Masoud moved to the United States when she was 13 years old. Her brother, a mechanic, had a client that worked as a nun at a Catholic school in Newton. The nun, Sister Suzanne, worked hard to get Masoud enrolled there.
“That changed me a lot,” she said. “I went to to my brother and said, ‘I’m Muslim, how dare you put me in a Christian school?’ He said, ‘we believe in all three religions and you need to study it as history and respect others.’ So I did, for four years.”
She read the Bible, she read the Quran, and she didn’t see much difference. Masoud said she loved Christmas masses, but she held onto her Muslim beliefs.
She doesn’t wear a hijab, but her mother does. When Trump proposed a temporary ban on Muslim immigrants, Masoud said her mother was spit at on the street.
“The minute he said that, I saw a huge difference,” she said. “That’s when people started to look at us different. I thought that never happens in this country. You need that leader to take you by the hand and say, this is not how you do things.’”
Masoud said Election Day was a day that democracy did not win. She said Trump “doesn’t have that much hate in him,” but he’s let a dangerous genie out of a long dusty bottle by playing to America’s worst impulses.
“He learned advertising at a very young age,” she said. “With advertising, you throw something out there and you see how it works. If it works, you take it all the way. He knew how to manipulate the system.”

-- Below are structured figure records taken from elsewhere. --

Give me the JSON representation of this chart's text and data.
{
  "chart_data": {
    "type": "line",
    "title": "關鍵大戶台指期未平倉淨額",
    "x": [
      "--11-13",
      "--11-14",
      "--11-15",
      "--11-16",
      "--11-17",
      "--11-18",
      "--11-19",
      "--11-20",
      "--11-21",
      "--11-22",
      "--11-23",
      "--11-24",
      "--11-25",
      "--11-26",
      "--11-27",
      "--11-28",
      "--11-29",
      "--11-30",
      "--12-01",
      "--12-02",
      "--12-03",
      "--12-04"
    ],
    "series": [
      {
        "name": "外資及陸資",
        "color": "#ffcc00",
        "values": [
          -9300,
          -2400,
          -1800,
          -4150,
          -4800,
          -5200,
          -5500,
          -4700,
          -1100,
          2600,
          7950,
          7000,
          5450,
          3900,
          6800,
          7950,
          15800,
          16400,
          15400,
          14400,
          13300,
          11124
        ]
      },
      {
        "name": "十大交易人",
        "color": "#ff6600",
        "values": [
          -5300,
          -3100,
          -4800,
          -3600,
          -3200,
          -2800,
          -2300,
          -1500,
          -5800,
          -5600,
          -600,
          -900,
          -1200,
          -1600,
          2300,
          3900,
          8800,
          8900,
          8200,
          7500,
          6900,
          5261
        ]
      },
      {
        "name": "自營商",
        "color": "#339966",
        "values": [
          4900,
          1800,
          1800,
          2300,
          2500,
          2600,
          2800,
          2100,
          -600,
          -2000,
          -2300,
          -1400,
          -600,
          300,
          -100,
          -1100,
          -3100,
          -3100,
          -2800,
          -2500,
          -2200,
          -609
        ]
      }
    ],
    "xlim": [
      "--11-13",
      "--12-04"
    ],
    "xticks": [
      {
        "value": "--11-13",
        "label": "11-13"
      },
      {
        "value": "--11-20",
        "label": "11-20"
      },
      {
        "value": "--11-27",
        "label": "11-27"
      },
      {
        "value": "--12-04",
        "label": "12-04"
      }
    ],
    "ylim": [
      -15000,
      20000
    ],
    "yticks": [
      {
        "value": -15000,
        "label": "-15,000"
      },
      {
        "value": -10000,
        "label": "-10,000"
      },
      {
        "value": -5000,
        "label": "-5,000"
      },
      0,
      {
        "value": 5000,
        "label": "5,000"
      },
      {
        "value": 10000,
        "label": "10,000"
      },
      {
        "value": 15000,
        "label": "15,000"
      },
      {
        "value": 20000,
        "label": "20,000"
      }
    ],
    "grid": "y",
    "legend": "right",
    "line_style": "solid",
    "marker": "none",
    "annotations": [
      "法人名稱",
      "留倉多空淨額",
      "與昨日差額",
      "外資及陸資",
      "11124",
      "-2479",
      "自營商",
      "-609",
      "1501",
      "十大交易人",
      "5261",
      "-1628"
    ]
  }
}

But the response by many to his election gives her hope. Masoud has become more involved than ever in the Melrose community. She went to the Human Rights Commission’s International Welcome Potluck, she went to a post-election forum at Temple Beth Shalom.
“I am Muslim,” she said. “I was wondering if I could even get into the temple, and the rabbi made me feel welcome and OK and safe because he feels my pain. Now everyone I know is saying if they do the [Muslim] registry, white people, Jews, Christians, will go join the registry, too.”
Masoud estimates she’s met between 30 and 40 new people since Trump was elected. That, she says, is a sterling silver lining.
“He is our president and that is democracy,” she said. “But I’m starting to think this might not be as bad as we think because it’s bringing community from all different places to protect each other. It might be a little bit of an awakening to the world. Who is my neighbor and how can I protect that neighbor?”